National Taiwan University

Optimization plays an important role in many machine learning methods. However, the two areas have very different focuses. The gap has caused that, on the one hand, some machine learning tasks may not suitably use optimization techniques, and on the other hand, optimization researchers may wrongly consider irrelevant issues when applying their methodology to machine learning. In this course I will discuss my past experiences in developing optimization methods for kernel, linear classification, and matrix factorization. We will discuss how to incorporate properties of machine learning problems in designing useful optimization methods.

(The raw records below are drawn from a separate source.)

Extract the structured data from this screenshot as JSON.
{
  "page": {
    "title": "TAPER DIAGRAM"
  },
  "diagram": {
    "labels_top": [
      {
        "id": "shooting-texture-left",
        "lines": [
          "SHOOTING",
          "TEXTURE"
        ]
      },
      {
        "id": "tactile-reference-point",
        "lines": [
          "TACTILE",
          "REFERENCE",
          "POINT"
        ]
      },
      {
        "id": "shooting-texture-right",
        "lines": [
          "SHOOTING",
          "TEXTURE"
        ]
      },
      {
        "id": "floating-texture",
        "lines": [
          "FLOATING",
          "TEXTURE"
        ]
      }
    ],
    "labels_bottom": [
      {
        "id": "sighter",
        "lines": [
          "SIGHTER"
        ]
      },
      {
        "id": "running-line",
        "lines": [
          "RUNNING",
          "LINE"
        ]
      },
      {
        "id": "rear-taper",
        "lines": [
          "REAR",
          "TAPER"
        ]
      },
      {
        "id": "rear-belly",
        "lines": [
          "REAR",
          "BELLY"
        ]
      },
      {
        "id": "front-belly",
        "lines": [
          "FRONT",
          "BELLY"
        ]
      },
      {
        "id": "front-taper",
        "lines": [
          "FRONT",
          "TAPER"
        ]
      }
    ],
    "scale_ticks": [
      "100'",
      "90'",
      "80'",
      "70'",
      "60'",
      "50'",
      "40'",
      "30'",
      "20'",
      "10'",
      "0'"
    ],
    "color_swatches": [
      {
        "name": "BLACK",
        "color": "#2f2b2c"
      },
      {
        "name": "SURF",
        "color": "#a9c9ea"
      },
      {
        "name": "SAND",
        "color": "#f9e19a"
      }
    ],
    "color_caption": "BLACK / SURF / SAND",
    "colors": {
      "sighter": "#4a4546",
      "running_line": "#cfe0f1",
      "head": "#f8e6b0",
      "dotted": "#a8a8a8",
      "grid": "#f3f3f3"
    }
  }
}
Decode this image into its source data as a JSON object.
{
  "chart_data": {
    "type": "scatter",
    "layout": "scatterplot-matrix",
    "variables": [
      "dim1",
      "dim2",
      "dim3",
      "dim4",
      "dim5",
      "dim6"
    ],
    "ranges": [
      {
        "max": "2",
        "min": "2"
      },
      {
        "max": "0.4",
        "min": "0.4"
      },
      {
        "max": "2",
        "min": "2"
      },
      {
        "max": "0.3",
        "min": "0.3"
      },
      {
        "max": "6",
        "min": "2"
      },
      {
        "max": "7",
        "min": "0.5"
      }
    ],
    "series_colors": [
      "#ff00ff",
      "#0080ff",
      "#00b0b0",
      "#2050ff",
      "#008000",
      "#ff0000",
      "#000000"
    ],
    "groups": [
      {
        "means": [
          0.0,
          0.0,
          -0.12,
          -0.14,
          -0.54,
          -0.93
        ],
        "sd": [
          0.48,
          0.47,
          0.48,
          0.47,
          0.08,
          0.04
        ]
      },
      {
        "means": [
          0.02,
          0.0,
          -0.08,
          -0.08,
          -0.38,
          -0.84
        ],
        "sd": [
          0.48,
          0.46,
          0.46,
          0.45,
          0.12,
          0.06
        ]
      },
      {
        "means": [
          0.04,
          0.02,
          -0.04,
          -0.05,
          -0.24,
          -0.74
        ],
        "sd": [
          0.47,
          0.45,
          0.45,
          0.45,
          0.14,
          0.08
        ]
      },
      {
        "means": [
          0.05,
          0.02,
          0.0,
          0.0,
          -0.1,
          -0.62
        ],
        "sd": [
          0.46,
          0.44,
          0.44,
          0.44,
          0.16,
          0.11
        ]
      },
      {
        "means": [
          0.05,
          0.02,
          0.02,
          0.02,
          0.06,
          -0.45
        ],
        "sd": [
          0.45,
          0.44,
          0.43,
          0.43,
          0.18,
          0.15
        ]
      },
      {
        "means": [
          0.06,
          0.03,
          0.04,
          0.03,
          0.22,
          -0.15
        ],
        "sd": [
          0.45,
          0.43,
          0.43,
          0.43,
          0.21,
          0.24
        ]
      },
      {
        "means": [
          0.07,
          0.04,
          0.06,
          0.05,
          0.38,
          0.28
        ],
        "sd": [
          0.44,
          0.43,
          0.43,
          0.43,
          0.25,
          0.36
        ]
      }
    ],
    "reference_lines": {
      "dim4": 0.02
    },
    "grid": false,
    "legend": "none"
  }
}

The new wave of applications of neural networks to textual problems, Word vectors, Applications of Word vectors, Sentence and Document representations, Recurrent neural network models, Applications.


Laura Palagi

Sapienza University of Rome

Online learners use the information of observed training data into the model via incremental updates without the need for using the entire training data set. This approach is particularly well suited for large-scale machine learning that represents a current setting in which online learning may offer significant computational advantages over batch learning algorithms. Nevertheless, as any model in machine learning, online update models need to take into account conflicting features that are to be good enough to capture the characteristics of the training data, but also avoid overfitting having available only a part of the training data. We review theoretical and practical aspects of incremental gradient and stochastic gradient methods together with recent advances and trends specific for online machine learning. Progress towards distributed and parallel computing is also considered.


Massimiliano Pontil

Istituto Italiano di Tecnologia & University College London

Machine learning studies the problem of learning to perform a given task from a dataset of examples. A fundamental limitation of standard machine learning methods is the cost incurred in preparing large training datasets. Often in applications a limited number of examples is available and the task cannot be solved in isolation. A potential remedy is offered by multitask learning, which aims to learn several related tasks simultaneously. If the tasks share some constraining or generative property which is sufficiently simple it should allow for better learning of the individual tasks even when the individual training datasets are small. In the course, I will present a wide class of multitask learning methods which encourage different forms of task relatedness and illustrate the performance of these methods in applications arising in affective computing, computer vision and user modelling.